Ricky: Paire was almost as bad as his fellow Frenchman Pouille in between Wimbledon (where he reached the fourth round) and the U.S. Open. That stretch included a horrific 6-2, 6-1 loss to Mitchell Krueger in Cincinnati. Paire managed to beat lucky loser Lukas Lacko on Monday, but he will need to do a lot more than just beat Lukas Lacko in order to restore any confidence. Zverev has cooled off since a hot start to the year, but his serve-and-volley tactics will likely frustrate Paire to no end. Zverev in 4: 7-5, 6-1, 2-6, 6-3.
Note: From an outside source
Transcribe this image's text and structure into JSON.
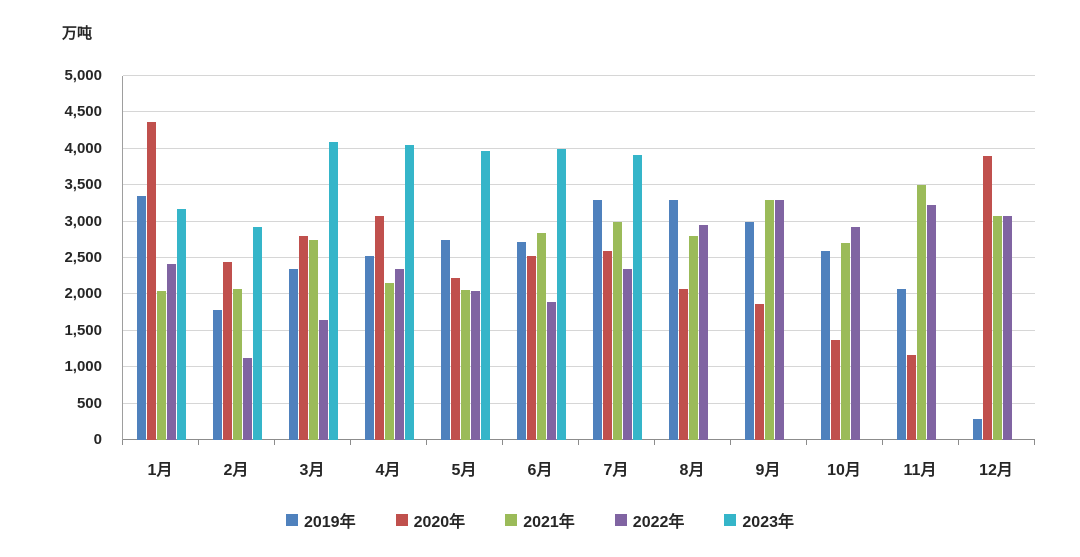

Joey: You know those matches that are destined to be five-setters but end up being flops? For me this falls in that category. Paire and the word “reliable” obviously do not go together, but the Frenchman has been playing some good tennis this year. And after a big start to 2017, Zverev’s singles has not been great. If you have not seen the elder Zverev play in person, you might not realize just how awkward his forehand is. Combine that with the disaster that is Paire’s forehand and there will be some hilarious errors in this match. I just don’t see Zverev winning enough free points to get through service games. Paire in 3: 7-5, 6-4, 6-4.

8 Comments on U.S. Open Day 3 expert picks, including Tsonga vs. Shapovalov and Zverev vs. Coric

  1. It’ll take a miracle for Roger to win the event at this point. If Rafa doesn’t win this tourney, it’s a missed chance unless it’s a loss in the semis to a rejuvenated Fed which seems unlikely right now. If Fed escapes Youzhny, I dunno if he can beat Lopez next round. With Berdych and Dimitrov out of the way and Fed looking this shaky it’s Nadal’s tourney to lose unless Cilic or Fed catches fire. Cilic catching fire looks a LOT likelier.

  2. Fed’s more animated now and takes the set 6-4. If I were a Fed fan, though, I won’t have too much confidence going into the fifth. He should win now but he is still vulnerable.

    • It’s like the walking wounded in this match. Youzhny aggravated whatever was bothering him when he fell after going for a shot. Fed doesn’t look 100% to me at all.